Catterall's lawyer, Marcus Edgar, outlined his client's descent into drug addiction, crime and depression. Meth, he said, seemed to give Catterall an escape from domestic difficulties. "It would make her feel anaesthetised," Edgar said.
To pay for her increasingly costly habit, Catterall began forging chief executive Charles Anderson's signature on fake invoices, which she would have processed at the Sovereign accounts department.
Edgar said underworld figures recognised Catterall was "a middle-class woman with a respectable job" and had access to money through her work. Meth dealers, he said, manipulated her into paying more and more for smaller and smaller doses of the drug.
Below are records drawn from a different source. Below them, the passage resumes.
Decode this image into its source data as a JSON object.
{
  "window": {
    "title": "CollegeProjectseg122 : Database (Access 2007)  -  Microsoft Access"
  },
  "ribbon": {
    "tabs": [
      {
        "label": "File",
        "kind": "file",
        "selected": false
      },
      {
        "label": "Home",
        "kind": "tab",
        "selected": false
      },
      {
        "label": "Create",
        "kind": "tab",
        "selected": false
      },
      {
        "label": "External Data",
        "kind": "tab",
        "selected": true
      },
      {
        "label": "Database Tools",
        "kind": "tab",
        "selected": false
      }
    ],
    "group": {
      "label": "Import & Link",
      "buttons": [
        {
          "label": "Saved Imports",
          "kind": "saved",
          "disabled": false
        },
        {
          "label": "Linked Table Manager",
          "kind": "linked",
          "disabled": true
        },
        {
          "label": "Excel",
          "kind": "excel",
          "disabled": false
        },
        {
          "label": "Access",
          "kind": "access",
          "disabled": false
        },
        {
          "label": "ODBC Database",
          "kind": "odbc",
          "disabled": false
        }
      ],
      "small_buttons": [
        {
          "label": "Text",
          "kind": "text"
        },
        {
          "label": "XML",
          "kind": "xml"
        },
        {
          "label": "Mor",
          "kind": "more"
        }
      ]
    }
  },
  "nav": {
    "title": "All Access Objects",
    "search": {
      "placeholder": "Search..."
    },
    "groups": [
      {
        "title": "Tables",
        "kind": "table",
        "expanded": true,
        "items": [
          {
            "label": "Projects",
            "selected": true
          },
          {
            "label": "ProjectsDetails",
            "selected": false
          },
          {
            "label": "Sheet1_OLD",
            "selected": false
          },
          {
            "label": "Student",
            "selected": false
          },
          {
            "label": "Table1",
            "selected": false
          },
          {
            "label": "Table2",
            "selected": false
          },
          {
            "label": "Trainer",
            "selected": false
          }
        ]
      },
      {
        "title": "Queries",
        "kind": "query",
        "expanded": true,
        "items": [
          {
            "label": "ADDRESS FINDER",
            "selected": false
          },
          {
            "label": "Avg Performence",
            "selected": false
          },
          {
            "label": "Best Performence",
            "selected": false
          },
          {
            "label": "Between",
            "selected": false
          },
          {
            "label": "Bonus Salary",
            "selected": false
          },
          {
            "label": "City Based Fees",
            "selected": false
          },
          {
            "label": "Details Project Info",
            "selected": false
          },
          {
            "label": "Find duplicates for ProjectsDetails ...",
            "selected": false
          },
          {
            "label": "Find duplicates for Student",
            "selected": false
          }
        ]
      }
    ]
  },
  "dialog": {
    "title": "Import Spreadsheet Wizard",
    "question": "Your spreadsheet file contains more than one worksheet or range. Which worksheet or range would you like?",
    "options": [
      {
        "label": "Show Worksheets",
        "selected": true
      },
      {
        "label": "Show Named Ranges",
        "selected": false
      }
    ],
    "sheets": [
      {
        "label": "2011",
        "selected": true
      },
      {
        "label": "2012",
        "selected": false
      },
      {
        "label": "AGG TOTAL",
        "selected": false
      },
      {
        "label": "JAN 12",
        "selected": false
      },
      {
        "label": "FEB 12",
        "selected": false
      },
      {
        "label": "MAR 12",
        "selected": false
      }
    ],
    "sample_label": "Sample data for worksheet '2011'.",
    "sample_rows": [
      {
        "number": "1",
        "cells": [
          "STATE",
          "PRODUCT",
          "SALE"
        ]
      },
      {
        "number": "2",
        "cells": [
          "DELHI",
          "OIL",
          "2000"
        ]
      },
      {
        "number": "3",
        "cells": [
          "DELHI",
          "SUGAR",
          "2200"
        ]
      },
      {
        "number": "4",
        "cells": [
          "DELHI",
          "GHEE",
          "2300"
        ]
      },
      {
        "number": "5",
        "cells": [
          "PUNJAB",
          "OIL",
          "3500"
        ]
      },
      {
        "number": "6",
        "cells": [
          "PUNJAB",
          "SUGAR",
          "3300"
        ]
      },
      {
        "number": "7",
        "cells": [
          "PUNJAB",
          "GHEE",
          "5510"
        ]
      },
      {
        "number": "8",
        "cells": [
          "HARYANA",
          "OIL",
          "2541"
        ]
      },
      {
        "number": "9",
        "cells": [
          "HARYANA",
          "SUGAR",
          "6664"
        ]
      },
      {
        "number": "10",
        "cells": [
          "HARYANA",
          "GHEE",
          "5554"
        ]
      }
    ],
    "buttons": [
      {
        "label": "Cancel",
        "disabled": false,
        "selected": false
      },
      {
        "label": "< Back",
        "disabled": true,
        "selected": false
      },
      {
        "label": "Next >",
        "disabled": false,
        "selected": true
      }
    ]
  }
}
Soon, thousands of dollars were siphoned to accounts of "third parties", some of whom now also face prosecution. In total, Catterall defrauded Sovereign of $643,000 from October 2011 to January last year.
Catterall, now 36, had no prior convictions, and pleaded guilty at an earlier case review.
Judge Roy Wade said the law gave him no alternative but to send her to jail.
"There are occasions when there is no job satisfaction at all in what I do," he said. "This is one of those occasions."
The judge sentenced Catterall to two years and nine months in jail on three charges of using a forged document for financial gain.
Sovereign has recovered about $30,000 after working with commercial lawyers Simpson Grierson. Civil proceedings, to which Catterall has consented, could recover more cash. Judge Wade said total losses to Sovereign were around $1m, including company investigations and other expenses.
Several of Catterall's supporters and relatives were in court. Some tearful, they consoled one another as it became clear Catterall would be sent to jail.
Judge Wade said Catterall was due to complete a rehabilitation course in one week but there was no point delaying her term of imprisonment. "The sooner you start it, the sooner you will finish."